The diplomats, who weren't authorized to speak publicly on this past week's confidential negotiations in Vienna, said the sanctions annex was completed this week by experts from Iran and the six world powers it is negotiating with: the United States, Britain, China, France, Germany and Russia. They did not provide details of the agreement.
A senior U.S. official did not dispute the diplomats' account but said work remained to be done on "Annex II" before the issue could be described as finalized.
Negotiators are striving to wrap up the deal by July 7.
Along with inspection guidelines and rules governing Iran's research and development of advanced nuclear technology, the sanctions annex of the agreement had been among the toughest issues remaining to be resolved.
Iranian officials, including Supreme Leader Ayatollah Ali Khamenei, have made repeated demands for economic penalties to be lifted shortly after a deal is reached. Washington and its partners have said they'd take action after Iran verifiably complies with restrictions on enrichment and other elements of the nuclear program.

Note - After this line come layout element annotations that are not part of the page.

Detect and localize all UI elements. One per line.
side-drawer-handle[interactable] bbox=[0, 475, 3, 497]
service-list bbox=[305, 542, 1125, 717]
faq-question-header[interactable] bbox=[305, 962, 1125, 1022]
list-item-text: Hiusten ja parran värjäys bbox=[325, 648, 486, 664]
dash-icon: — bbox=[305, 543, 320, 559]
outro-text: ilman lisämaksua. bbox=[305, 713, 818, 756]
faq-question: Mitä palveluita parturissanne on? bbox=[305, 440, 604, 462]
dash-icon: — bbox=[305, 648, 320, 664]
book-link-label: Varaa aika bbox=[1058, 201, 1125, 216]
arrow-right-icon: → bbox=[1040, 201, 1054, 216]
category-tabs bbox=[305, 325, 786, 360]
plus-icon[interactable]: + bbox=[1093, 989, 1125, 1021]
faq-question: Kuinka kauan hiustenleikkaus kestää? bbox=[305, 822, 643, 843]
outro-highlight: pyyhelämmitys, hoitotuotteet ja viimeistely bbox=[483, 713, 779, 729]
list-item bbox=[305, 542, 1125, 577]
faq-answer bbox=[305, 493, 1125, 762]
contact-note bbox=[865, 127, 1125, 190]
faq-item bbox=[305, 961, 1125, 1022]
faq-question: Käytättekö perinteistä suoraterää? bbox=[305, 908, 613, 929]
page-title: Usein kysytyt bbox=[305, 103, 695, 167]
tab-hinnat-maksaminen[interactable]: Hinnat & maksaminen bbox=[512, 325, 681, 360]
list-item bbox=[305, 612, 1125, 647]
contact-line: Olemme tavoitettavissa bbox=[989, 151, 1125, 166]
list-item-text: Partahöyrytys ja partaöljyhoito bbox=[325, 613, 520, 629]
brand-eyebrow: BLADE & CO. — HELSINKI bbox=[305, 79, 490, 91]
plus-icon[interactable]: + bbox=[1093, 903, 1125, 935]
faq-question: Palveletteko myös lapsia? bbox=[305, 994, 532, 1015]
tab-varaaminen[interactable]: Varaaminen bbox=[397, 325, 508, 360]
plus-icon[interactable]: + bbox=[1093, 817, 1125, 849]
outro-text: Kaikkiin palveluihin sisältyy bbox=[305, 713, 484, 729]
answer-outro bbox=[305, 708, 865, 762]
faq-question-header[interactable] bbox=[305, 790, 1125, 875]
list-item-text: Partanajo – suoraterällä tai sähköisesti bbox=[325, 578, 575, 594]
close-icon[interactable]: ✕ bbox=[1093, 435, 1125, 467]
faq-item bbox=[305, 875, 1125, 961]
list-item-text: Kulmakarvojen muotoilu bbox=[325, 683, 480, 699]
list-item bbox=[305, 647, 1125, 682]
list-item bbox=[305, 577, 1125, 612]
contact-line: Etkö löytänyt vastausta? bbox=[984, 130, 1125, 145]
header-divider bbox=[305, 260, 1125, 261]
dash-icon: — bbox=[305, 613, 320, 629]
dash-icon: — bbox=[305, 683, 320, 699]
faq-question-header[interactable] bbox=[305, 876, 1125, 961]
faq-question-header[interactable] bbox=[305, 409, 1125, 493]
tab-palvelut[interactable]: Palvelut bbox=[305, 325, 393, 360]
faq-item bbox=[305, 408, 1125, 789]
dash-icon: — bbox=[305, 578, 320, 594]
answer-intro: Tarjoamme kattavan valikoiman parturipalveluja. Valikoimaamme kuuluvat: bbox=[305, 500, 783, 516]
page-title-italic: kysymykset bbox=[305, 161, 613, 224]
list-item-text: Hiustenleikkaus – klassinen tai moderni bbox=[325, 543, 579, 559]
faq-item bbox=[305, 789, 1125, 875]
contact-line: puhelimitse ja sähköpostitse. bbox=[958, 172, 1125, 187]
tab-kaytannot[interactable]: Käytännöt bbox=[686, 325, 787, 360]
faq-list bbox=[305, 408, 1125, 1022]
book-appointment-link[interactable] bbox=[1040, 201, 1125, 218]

Much of the negotiation on the matter has concerned sequencing, so that both sides can legitimately claim to have gotten their way.
Several other matters related to sanctions also had posed problems.
The Obama administration cannot move too quickly to remove economic penalties because of Congress, which will have a 30-day review period for any agreement during which no sanctions can be waived.
American officials also had been struggling to separate the "nuclear-related" sanctions it is prepared to suspend from those it wishes to keep, including measures designed to counteract Iranian ballistic missile efforts, human rights violations and support for U.S.-designated terrorist organizations.
And to keep pressure on Iran, world powers had been hoping to finalize a system for snapping suspended sanctions back into force if Iran cheats on the accord. Russia has traditionally opposed any plan that would see them lose their U.N. veto power and a senior Russian negotiator said only this week that his government rejected any automatic "snapback" of sanctions.